Gut hormones PROF:ABD ALHAFIZ HASSAN KHATTAB

Gut as an endocrine gland The talk will cover the following : Historical background. Why this subject is chosen. Gastro-intestinal hormones and their function. Effects of disturbance in these hormones. Obesity Energy metabolism Hormonal control of food intake Conclusion

Introduction Numerous circulating peptide and steroids produced in the body influence appetide through their actions on the hypothalamus,the brain stem and the autonomic nervous system. These hormones secreted by fat cells,git and the pancreas and adrenal gland.

Gut hormones include 1.Cholecytokinin (CCK). 2. Peptide PYY. 3.Glucagon like peptide (Glp-1) 4.Oxyntomodulin(OXM) 5.Obestatin. 6.GI Peptide(GIP) 7.Amylin. 8.Ghrelin.

All except Ghrelin act to increase staiety and decrease food intake so all act as satiety signals While Ghrelin acts as a hunger hormone by increasing appetide.
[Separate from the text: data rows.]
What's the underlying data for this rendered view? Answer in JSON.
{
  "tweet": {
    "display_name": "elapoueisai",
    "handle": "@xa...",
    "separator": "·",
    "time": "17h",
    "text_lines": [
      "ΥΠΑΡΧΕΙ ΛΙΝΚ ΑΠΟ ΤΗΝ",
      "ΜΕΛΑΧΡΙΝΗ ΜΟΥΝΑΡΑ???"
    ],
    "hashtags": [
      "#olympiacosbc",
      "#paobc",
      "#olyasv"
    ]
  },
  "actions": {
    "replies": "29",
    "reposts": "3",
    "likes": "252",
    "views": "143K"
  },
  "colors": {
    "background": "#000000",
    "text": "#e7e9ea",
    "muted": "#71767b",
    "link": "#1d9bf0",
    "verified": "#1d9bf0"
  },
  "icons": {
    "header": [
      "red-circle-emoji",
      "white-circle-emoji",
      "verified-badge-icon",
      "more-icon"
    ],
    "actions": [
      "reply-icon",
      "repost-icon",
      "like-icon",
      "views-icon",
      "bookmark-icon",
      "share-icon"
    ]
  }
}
Cholecytokinin (CCK) Is a gut peptide that has long been established to act as post prandial satiety signal. It is released from the duodenum and jejunum in response to fatty acids. CCK acts at receptors on peripheral vagal afferent which transmit signal to appetite centers within the brain stem.

Peptide PYY Secreted from the endocrine L cells of the gut. This peptide has local effect on gut motility or increase food intake in animals. In man it has anoroxigenic effects. PYY level increases in many disease status that show weight loss and vice versa, low in overweight subjects.

Glucagon-like peptide (GLP-1) Is a peptide product of preproglucagon gene released from the L cells of the small intestine in response to food ingestion. It is a potent inducer of glucose dependent insulin release, so it is used for treatment of type 2 DM subjects. It also inhibits gastric emptying

Oxyntomodulin(OXM) Produced from the preproglucagon gene and released from the small intestine in response to meal. It acts to reduce gastric motility and secretion. Administration of OXM can reduce both food intake and body weight by suppression of Ghrelin.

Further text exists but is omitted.